Brazil has promised to cut $18.5bn in public spending, as a former star of emerging markets struggles to win back investors’ trust.

After cancelling his trip to the Group of 20 meeting in Australia this weekend, in order to finalise the country’s fiscal policy, Guido Mantega, Brazil’s finance minister, announced a new primary surplus goal of 1.9 per cent on Thursday.

To meet this target, the government will have to slash R$44bn ($18.5bn) from the budget planned for this year, relying heavily on cuts to discretionary spending in Congress.

While some observers doubt that President Dilma Rousseff will be able to achieve this in an election year, the target was largely welcomed as being more realistic than in the past – a sign of the government’s efforts to improve its credibility.

Faced with the threat of an imminent ratings downgrade in Brazil, Ms Rousseff, a former Marxist guerrilla, has come under growing pressure to make herself and her government more investor-friendly.

Brazil’s currency, the real, strengthened 0.6 per cent against the dollar following the announcement.

“The proof of the pudding is in the eating and it’s going to be challenging to deliver this in an environment of less growth, but it’s more feasible than delivering a large surplus,” said Marcelo Salomon, an economist at Barclays.

Before the announcement, economists had worried that the government would either promise to cut too little from the budget or set such an ambitious savings target that there would be no hope of meeting it, said Mr Salomon.

After impressing global investors with growth of 7.5 per cent in 2010, Brazil’s economy has rapidly decelerated. Central bank data last week indicated that the country entered a recession in the fourth quarter of last year.

However, the government continues to spend like it is 2010, economists say.

Last year, Brazil failed to meet its primary surplus goal, even though it was revised down to 2.3 per cent from 3.1 per cent. The government has also resorted to dubious methods to make ends meet over the past few years, including “creative accounting” and putting pressure on the tax authorities to settle multibillion-dollar back-tax disputes.

But after Standard & Poor’s placed Brazil’s rating on a negative outlook in June last year, the government has been under intense pressure to improve its fiscal policy.

Last month, Ms Rousseff also attended the World Economic Forum in Davos for the first time in an effort to woo business leaders.

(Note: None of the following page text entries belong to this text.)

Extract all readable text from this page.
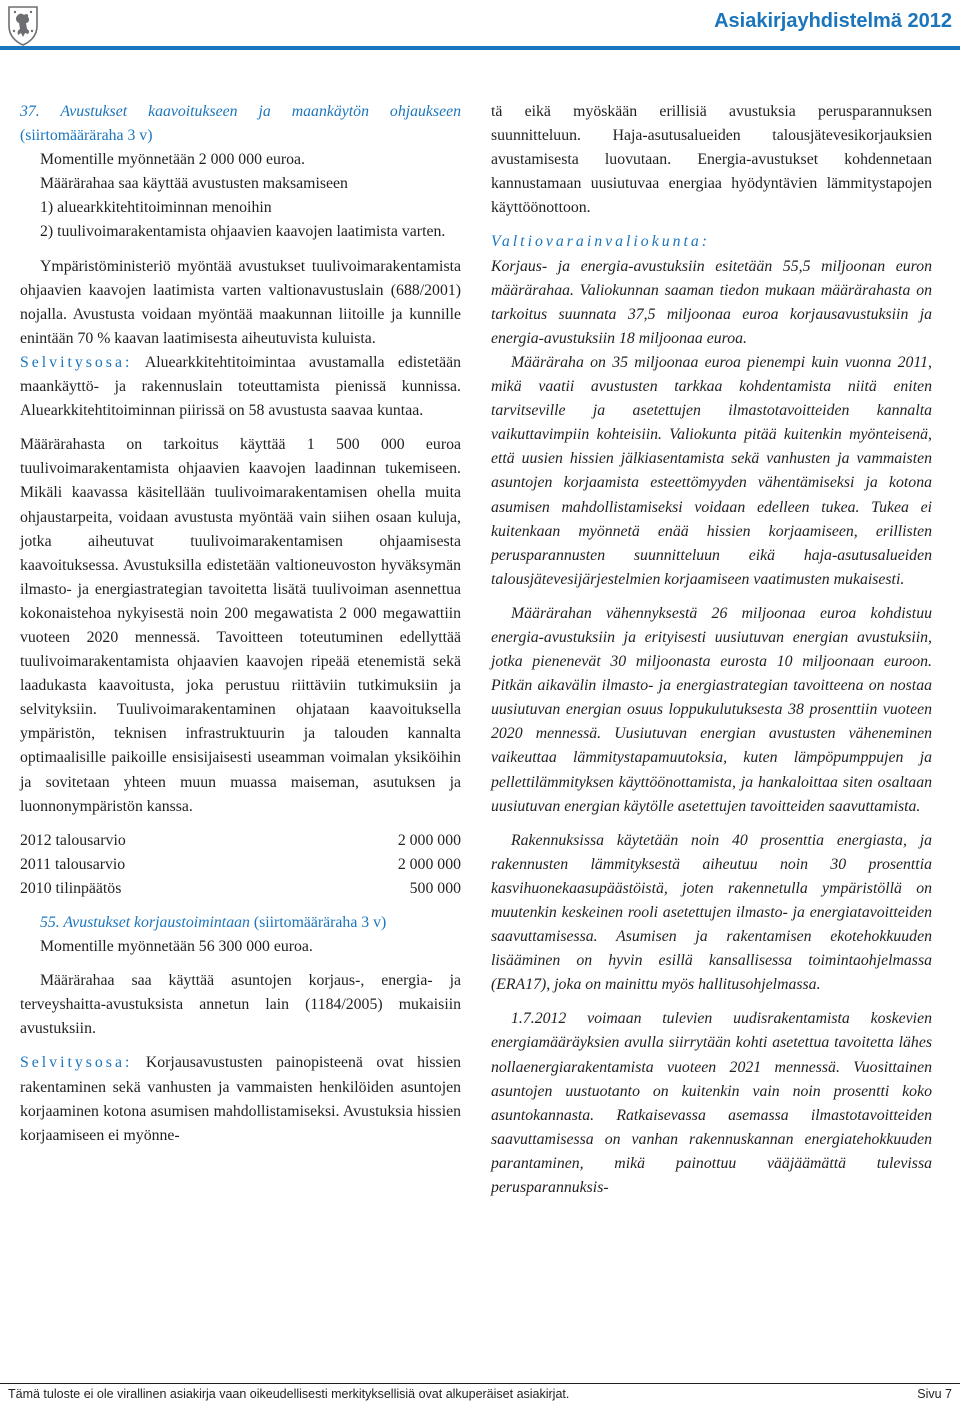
Asiakirjayhdistelmä 2012

37. Avustukset kaavoitukseen ja maankäytön ohjaukseen (siirtomääräraha 3 v)

Momentille myönnetään 2 000 000 euroa.

Määrärahaa saa käyttää avustusten maksamiseen

1) aluearkkitehtitoiminnan menoihin

2) tuulivoimarakentamista ohjaavien kaavojen laatimista varten.

Ympäristöministeriö myöntää avustukset tuulivoimarakentamista ohjaavien kaavojen laatimista varten valtionavustuslain (688/2001) nojalla. Avustusta voidaan myöntää maakunnan liitoille ja kunnille enintään 70 % kaavan laatimisesta aiheutuvista kuluista.

Selvitysosa: Aluearkkitehtitoimintaa avustamalla edistetään maankäyttö- ja rakennuslain toteuttamista pienissä kunnissa. Aluearkkitehtitoiminnan piirissä on 58 avustusta saavaa kuntaa.

Määrärahasta on tarkoitus käyttää 1 500 000 euroa tuulivoimarakentamista ohjaavien kaavojen laadinnan tukemiseen. Mikäli kaavassa käsitellään tuulivoimarakentamisen ohella muita ohjaustarpeita, voidaan avustusta myöntää vain siihen osaan kuluja, jotka aiheutuvat tuulivoimarakentamisen ohjaamisesta kaavoituksessa. Avustuksilla edistetään valtioneuvoston hyväksymän ilmasto- ja energiastrategian tavoitetta lisätä tuulivoiman asennettua kokonaistehoa nykyisestä noin 200 megawatista 2 000 megawattiin vuoteen 2020 mennessä. Tavoitteen toteutuminen edellyttää tuulivoimarakentamista ohjaavien kaavojen ripeää etenemistä sekä laadukasta kaavoitusta, joka perustuu riittäviin tutkimuksiin ja selvityksiin. Tuulivoimarakentaminen ohjataan kaavoituksella ympäristön, teknisen infrastruktuurin ja talouden kannalta optimaalisille paikoille ensisijaisesti useamman voimalan yksiköihin ja sovitetaan yhteen muun muassa maiseman, asutuksen ja luonnonympäristön kanssa.

2012 talousarvio	2 000 000
2011 talousarvio	2 000 000
2010 tilinpäätös	500 000

55. Avustukset korjaustoimintaan (siirtomääräraha 3 v)

Momentille myönnetään 56 300 000 euroa.

Määrärahaa saa käyttää asuntojen korjaus-, energia- ja terveyshaitta-avustuksista annetun lain (1184/2005) mukaisiin avustuksiin.

Selvitysosa: Korjausavustusten painopisteenä ovat hissien rakentaminen sekä vanhusten ja vammaisten henkilöiden asuntojen korjaaminen kotona asumisen mahdollistamiseksi. Avustuksia hissien korjaamiseen ei myönne-

tä eikä myöskään erillisiä avustuksia perusparannuksen suunnitteluun. Haja-asutusalueiden talousjätevesikorjauksien avustamisesta luovutaan. Energia-avustukset kohdennetaan kannustamaan uusiutuvaa energiaa hyödyntävien lämmitystapojen käyttöönottoon.

Valtiovarainvaliokunta:

Korjaus- ja energia-avustuksiin esitetään 55,5 miljoonan euron määrärahaa. Valiokunnan saaman tiedon mukaan määrärahasta on tarkoitus suunnata 37,5 miljoonaa euroa korjausavustuksiin ja energia-avustuksiin 18 miljoonaa euroa.

Määräraha on 35 miljoonaa euroa pienempi kuin vuonna 2011, mikä vaatii avustusten tarkkaa kohdentamista niitä eniten tarvitseville ja asetettujen ilmastotavoitteiden kannalta vaikuttavimpiin kohteisiin. Valiokunta pitää kuitenkin myönteisenä, että uusien hissien jälkiasentamista sekä vanhusten ja vammaisten asuntojen korjaamista esteettömyyden vähentämiseksi ja kotona asumisen mahdollistamiseksi voidaan edelleen tukea. Tukea ei kuitenkaan myönnetä enää hissien korjaamiseen, erillisten perusparannusten suunnitteluun eikä haja-asutusalueiden talousjätevesijärjestelmien korjaamiseen vaatimusten mukaisesti.

Määrärahan vähennyksestä 26 miljoonaa euroa kohdistuu energia-avustuksiin ja erityisesti uusiutuvan energian avustuksiin, jotka pienenevät 30 miljoonasta eurosta 10 miljoonaan euroon. Pitkän aikavälin ilmasto- ja energiastrategian tavoitteena on nostaa uusiutuvan energian osuus loppukulutuksesta 38 prosenttiin vuoteen 2020 mennessä. Uusiutuvan energian avustusten väheneminen vaikeuttaa lämmitystapamuutoksia, kuten lämpöpumppujen ja pellettilämmityksen käyttöönottamista, ja hankaloittaa siten osaltaan uusiutuvan energian käytölle asetettujen tavoitteiden saavuttamista.

Rakennuksissa käytetään noin 40 prosenttia energiasta, ja rakennusten lämmityksestä aiheutuu noin 30 prosenttia kasvihuonekaasupäästöistä, joten rakennetulla ympäristöllä on muutenkin keskeinen rooli asetettujen ilmasto- ja energiatavoitteiden saavuttamisessa. Asumisen ja rakentamisen ekotehokkuuden lisääminen on hyvin esillä kansallisessa toimintaohjelmassa (ERA17), joka on mainittu myös hallitusohjelmassa.

1.7.2012 voimaan tulevien uudisrakentamista koskevien energiamääräyksien avulla siirrytään kohti asetettua tavoitetta lähes nollaenergiarakentamista vuoteen 2021 mennessä. Vuosittainen asuntojen uustuotanto on kuitenkin vain noin prosentti koko asuntokannasta. Ratkaisevassa asemassa ilmastotavoitteiden saavuttamisessa on vanhan rakennuskannan energiatehokkuuden parantaminen, mikä painottuu vääjäämättä tulevissa perusparannuksis-

Tämä tuloste ei ole virallinen asiakirja vaan oikeudellisesti merkityksellisiä ovat alkuperäiset asiakirjat.	Sivu 7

Two years ago, she shunned the event in favour of a visit to Cuba.

Some economists remain sceptical about Brazil’s ability to meet its more modest fiscal target and win back investors.

The primary budget goal is predicated not only on problematic cuts to discretionary spending but is also based on an overly optimistic estimate of 2.5 per cent growth this year, says Tony Volpon, an economist at Nomura. “We’ve just changed our estimate to 1.3 per cent.”